Project description:Ovarian clear cell carcinoma (OCCC) shows unique clinical features including an association with endometriosis and poor prognosis. We previously reported that the contents of endometriotic cysts, especially high concentrations of free iron, are a possible cause of OCCC carcinogenesis through iron-induced persistent oxidative stress. In this study, we conducted gene expression microarray analysis using 38 ovarian cancer cell lines and identified genes commonly expressed in both OCCC cell lines and clinical samples, which comprise an OCCC gene signature. The OCCC signature reproducibly predicts OCCC specimens in other microarray data sets, suggesting that this gene profile reflects the inherent biological characteristics of OCCC. The OCCC signature contains known markers of OCCC, such as hepatocyte nuclear factor-1b (HNF-1b) and versican (VCAN), and other genes that reflect oxidative stress.

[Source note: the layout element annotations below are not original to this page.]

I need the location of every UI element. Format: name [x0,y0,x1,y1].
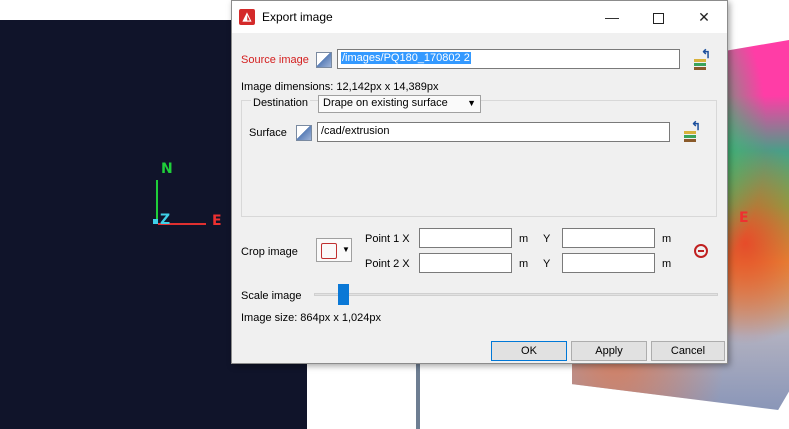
dialog-titlebar[interactable]: ◭ Export image — ✕ [232,1,727,33]
app-icon: ◭ [239,9,255,25]
crop-icon [321,243,337,259]
surface-value: /cad/extrusion [321,125,390,137]
scale-slider-track[interactable] [314,293,718,296]
north-axis-label: N [161,161,173,177]
pane-divider[interactable] [416,355,420,429]
maximize-button[interactable] [635,1,681,33]
minimize-button[interactable]: — [589,1,635,33]
source-image-label: Source image [241,54,309,66]
maximize-icon [652,12,664,24]
image-size-text: Image size: 864px x 1,024px [241,312,382,324]
dialog-title: Export image [262,10,333,24]
surface-label: Surface [249,127,287,139]
source-image-input[interactable]: /images/PQ180_170802 2 [337,49,680,69]
image-icon[interactable] [316,52,332,68]
point1-y-unit: m [662,233,672,245]
image-dimensions-text: Image dimensions: 12,142px x 14,389px [241,81,439,93]
surface-link-arrow-icon: ↰ [691,119,702,133]
minimize-icon: — [605,9,619,25]
surface-input[interactable]: /cad/extrusion [317,122,670,142]
crop-chevron-icon: ▼ [342,245,350,254]
point1-x-label: Point 1 X [365,233,410,245]
point2-x-input[interactable] [419,253,512,273]
destination-value: Drape on existing surface [323,97,448,109]
link-arrow-icon: ↰ [701,47,712,61]
point2-y-input[interactable] [562,253,655,273]
export-image-dialog: ◭ Export image — ✕ Source image /images/… [231,0,728,364]
close-button[interactable]: ✕ [681,1,727,33]
chevron-down-icon: ▼ [467,98,476,108]
north-axis-line [156,180,158,224]
axis-origin [153,219,158,224]
point1-y-input[interactable] [562,228,655,248]
point1-x-unit: m [519,233,529,245]
point2-x-label: Point 2 X [365,258,410,270]
crop-image-label: Crop image [241,246,298,258]
point2-y-unit: m [662,258,672,270]
point1-y-label: Y [543,233,551,245]
point2-y-label: Y [543,258,551,270]
remove-icon[interactable] [694,244,708,258]
destination-label: Destination [251,97,311,109]
crop-mode-button[interactable]: ▼ [316,238,352,262]
point2-x-unit: m [519,258,529,270]
east-axis-label: E [212,213,222,229]
scale-image-label: Scale image [241,290,302,302]
ok-button[interactable]: OK [491,341,567,361]
z-axis-label: Z [160,212,171,228]
cancel-button[interactable]: Cancel [651,341,725,361]
apply-button[interactable]: Apply [571,341,647,361]
scale-slider-thumb[interactable] [338,284,349,305]
surface-image-icon[interactable] [296,125,312,141]
destination-group [241,100,717,217]
close-icon: ✕ [698,9,710,25]
east-axis-label-right: E [739,210,749,226]
source-image-value: /images/PQ180_170802 2 [341,52,471,64]
point1-x-input[interactable] [419,228,512,248]
destination-dropdown[interactable]: Drape on existing surface ▼ [318,95,481,113]
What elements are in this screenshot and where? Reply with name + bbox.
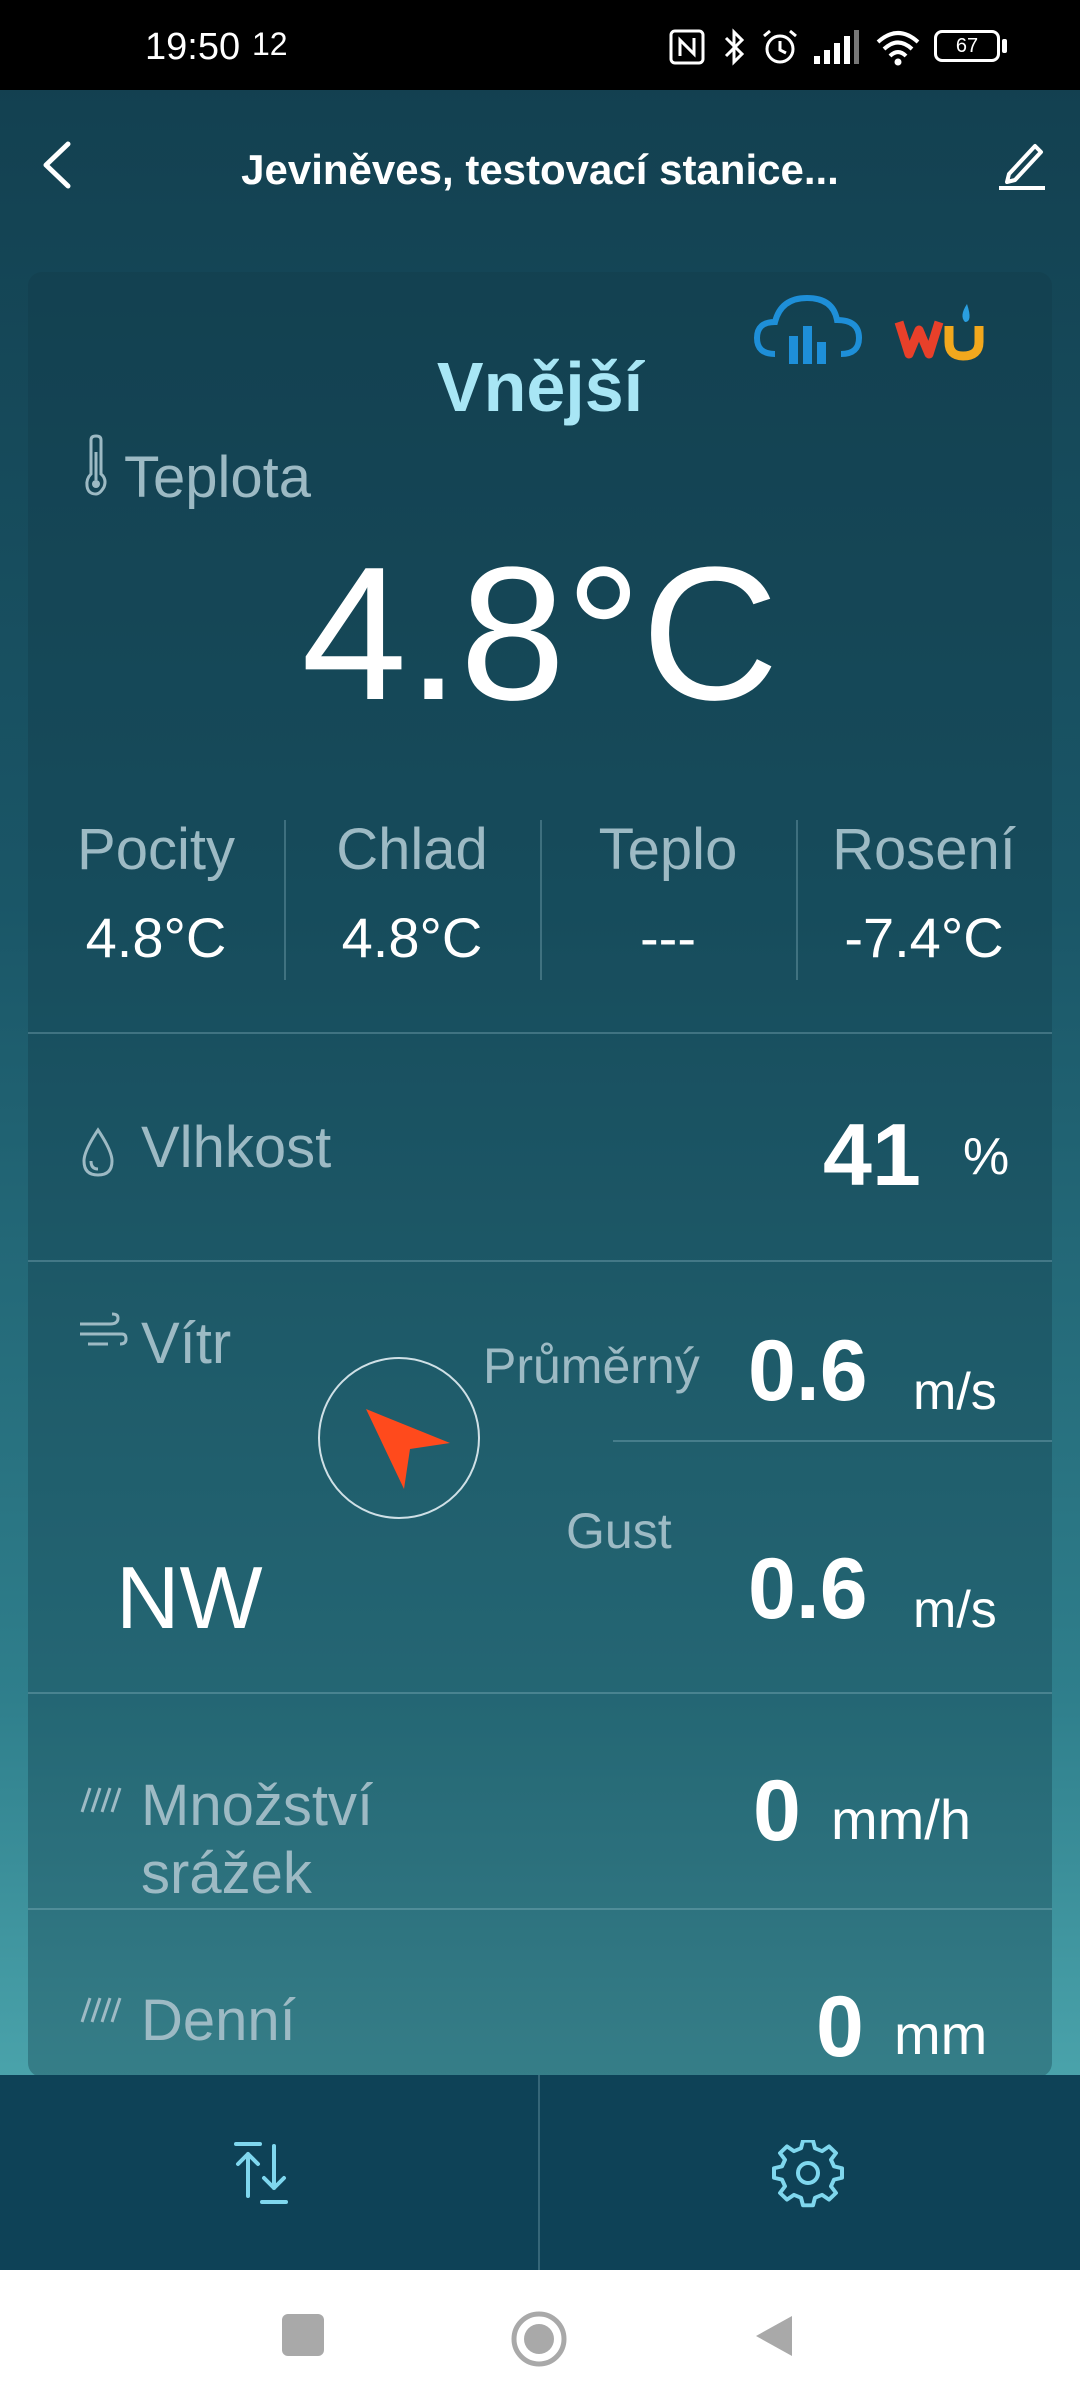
status-time: 19:50 <box>145 26 241 68</box>
divider <box>613 1440 1052 1442</box>
stat-value: --- <box>640 906 696 969</box>
divider <box>28 1260 1052 1262</box>
nfc-icon <box>669 29 705 65</box>
stat-dew-point: Rosení -7.4°C <box>796 816 1052 970</box>
back-button[interactable] <box>38 140 78 190</box>
humidity-unit: % <box>963 1128 1010 1186</box>
sort-icon <box>234 2142 288 2204</box>
droplet-icon <box>82 1127 114 1177</box>
rain-rate-unit: mm/h <box>831 1788 971 1851</box>
bluetooth-icon <box>724 28 745 66</box>
humidity-label: Vlhkost <box>141 1115 332 1180</box>
rain-icon <box>80 1997 122 2023</box>
battery-level: 67 <box>955 35 979 57</box>
stat-feels-like: Pocity 4.8°C <box>28 816 284 970</box>
battery-icon: 67 <box>934 30 1000 62</box>
stat-wind-chill: Chlad 4.8°C <box>284 816 540 970</box>
divider <box>28 1692 1052 1694</box>
thermometer-icon <box>85 434 107 496</box>
gear-icon <box>772 2140 844 2208</box>
stat-heat-index: Teplo --- <box>540 816 796 970</box>
signal-icon <box>814 30 859 64</box>
humidity-value: 41 <box>823 1105 921 1204</box>
rain-icon <box>80 1787 122 1813</box>
battery-tip <box>1002 39 1007 53</box>
settings-button[interactable] <box>768 2140 848 2210</box>
sort-button[interactable] <box>230 2138 310 2208</box>
wind-average-unit: m/s <box>913 1363 997 1421</box>
stat-label: Rosení <box>832 817 1016 882</box>
rain-daily-unit: mm <box>894 2003 988 2066</box>
wind-label: Vítr <box>141 1311 232 1376</box>
stat-value: 4.8°C <box>85 906 227 969</box>
stat-label: Teplo <box>598 817 738 882</box>
temperature-value-container: 4.8°C <box>28 530 1052 710</box>
status-seconds: 12 <box>252 26 288 62</box>
wifi-icon <box>876 31 920 66</box>
wind-direction: NW <box>116 1548 263 1647</box>
rain-daily-label: Denní <box>141 1988 296 2053</box>
temperature-label: Teplota <box>124 445 312 510</box>
station-title: Jeviněves, testovací stanice... <box>241 146 839 193</box>
wind-average-value: 0.6 <box>748 1323 868 1419</box>
wind-average-label: Průměrný <box>483 1338 700 1394</box>
wind-gust-unit: m/s <box>913 1581 997 1639</box>
bottom-app-bar <box>0 2075 1080 2270</box>
wind-direction-arrow-icon <box>366 1409 450 1489</box>
wind-compass <box>318 1357 480 1519</box>
stat-value: -7.4°C <box>844 906 1004 969</box>
stat-label: Chlad <box>336 817 488 882</box>
temperature-value: 4.8°C <box>301 530 779 710</box>
divider <box>28 1908 1052 1910</box>
stat-label: Pocity <box>77 817 235 882</box>
rain-rate-label: Množství srážek <box>141 1773 374 1907</box>
wind-gust-label: Gust <box>566 1503 672 1559</box>
rain-rate-value: 0 <box>753 1763 801 1859</box>
alarm-icon <box>763 29 797 64</box>
outdoor-card: Vnější Teplota 4.8°C Pocity 4.8°C Chlad … <box>28 272 1052 2077</box>
wind-gust-value: 0.6 <box>748 1541 868 1637</box>
nav-back-button[interactable] <box>752 2312 796 2360</box>
wind-icon <box>80 1312 128 1346</box>
stat-value: 4.8°C <box>341 906 483 969</box>
edit-button[interactable] <box>995 138 1047 190</box>
section-title: Vnější <box>436 348 644 426</box>
divider <box>28 1032 1052 1034</box>
divider <box>538 2075 540 2270</box>
home-button[interactable] <box>510 2310 568 2368</box>
recents-button[interactable] <box>282 2314 324 2356</box>
rain-daily-value: 0 <box>816 1979 864 2075</box>
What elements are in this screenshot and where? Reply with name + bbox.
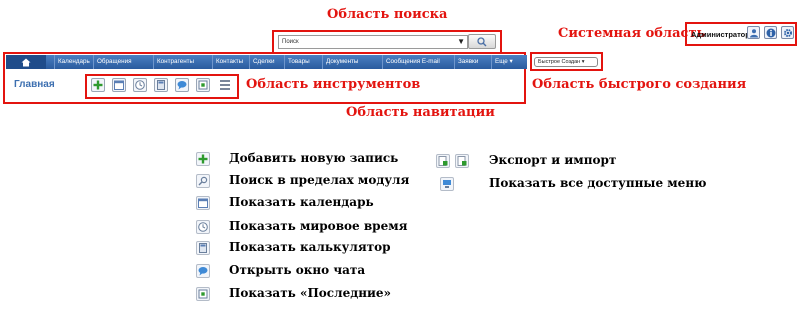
chat-icon[interactable] <box>175 78 189 92</box>
chat-icon <box>196 264 210 278</box>
gear-icon[interactable] <box>781 26 794 39</box>
nav-item-contacts[interactable]: Контакты <box>212 55 243 69</box>
calculator-icon <box>196 241 210 255</box>
legend-export-import: Экспорт и импорт <box>489 153 617 167</box>
search-icon <box>477 37 487 47</box>
legend-show-calendar: Показать календарь <box>229 195 374 209</box>
legend-add-record: Добавить новую запись <box>229 151 399 165</box>
calculator-icon[interactable] <box>154 78 168 92</box>
search-icon <box>196 174 210 188</box>
legend-recent: Показать «Последние» <box>229 286 392 300</box>
legend-calculator: Показать калькулятор <box>229 240 391 254</box>
dropdown-arrow-icon[interactable]: ▼ <box>457 36 465 48</box>
navigation-area-callout: Область навитации <box>346 105 495 120</box>
quick-create-callout: Область быстрого создания <box>532 77 747 92</box>
search-area-callout: Область поиска <box>327 7 448 22</box>
user-name[interactable]: Администратор <box>691 30 750 39</box>
user-icon[interactable] <box>747 26 760 39</box>
nav-item-accounts[interactable]: Контрагенты <box>153 55 194 69</box>
calendar-icon[interactable] <box>112 78 126 92</box>
nav-item-documents[interactable]: Документы <box>322 55 358 69</box>
import-icon <box>436 154 450 168</box>
recent-icon <box>196 287 210 301</box>
nav-item-emails[interactable]: Сообщения E-mail <box>382 55 440 69</box>
module-navbar: Календарь Обращения Контрагенты Контакты… <box>6 55 527 69</box>
legend-chat: Открыть окно чата <box>229 263 366 277</box>
legend-module-search: Поиск в пределах модуля <box>229 173 410 187</box>
export-icon <box>455 154 469 168</box>
clock-icon[interactable] <box>133 78 147 92</box>
quick-create-dropdown[interactable]: Быстрое Создан ▾ <box>534 57 598 67</box>
nav-item-requests[interactable]: Заявки <box>454 55 478 69</box>
menu-icon <box>440 177 454 191</box>
nav-item-deals[interactable]: Сделки <box>249 55 274 69</box>
search-placeholder: Поиск <box>282 39 299 45</box>
info-icon[interactable] <box>764 26 777 39</box>
legend-world-time: Показать мировое время <box>229 219 408 233</box>
recent-icon[interactable] <box>196 78 210 92</box>
nav-item-products[interactable]: Товары <box>284 55 310 69</box>
home-icon <box>21 58 31 66</box>
legend-all-menus: Показать все доступные меню <box>489 176 707 190</box>
search-button[interactable] <box>468 34 496 49</box>
menu-icon[interactable] <box>218 78 232 92</box>
calendar-icon <box>196 196 210 210</box>
breadcrumb-home[interactable]: Главная <box>14 79 55 90</box>
search-input[interactable]: Поиск ▼ <box>278 35 468 49</box>
clock-icon <box>196 220 210 234</box>
add-icon[interactable] <box>91 78 105 92</box>
nav-home-button[interactable] <box>6 55 46 69</box>
add-icon <box>196 152 210 166</box>
system-area-callout: Системная область <box>558 26 706 41</box>
nav-item-more[interactable]: Еще ▾ <box>491 55 513 69</box>
nav-item-calendar[interactable]: Календарь <box>54 55 90 69</box>
nav-item-cases[interactable]: Обращения <box>93 55 132 69</box>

Expression of OCCC signature genes was induced by treatment of immortalized ovarian surface epithelial cells with the contents of endometriotic cysts, indicating that the OCCC signature is largely dependent on the tumor microenvironment. Induction of OCCC signature genes is at least in part epigenetically regulated, as we found hypomethylation of HNF-1b and VCAN in OCCC cell lines. This genomewide study indicates that the tumor microenvironment induces specific gene expression profiles that contribute to the development of distinct cancer subtypes. Affymetrix Human Genome U133A 2.0 Array was conducted for 38 ovarian cancer cell lines (13 OCCC cell lines and 25 non-OCCC cell lines). All specimens were arrayed in parallel and used for RMA normalization.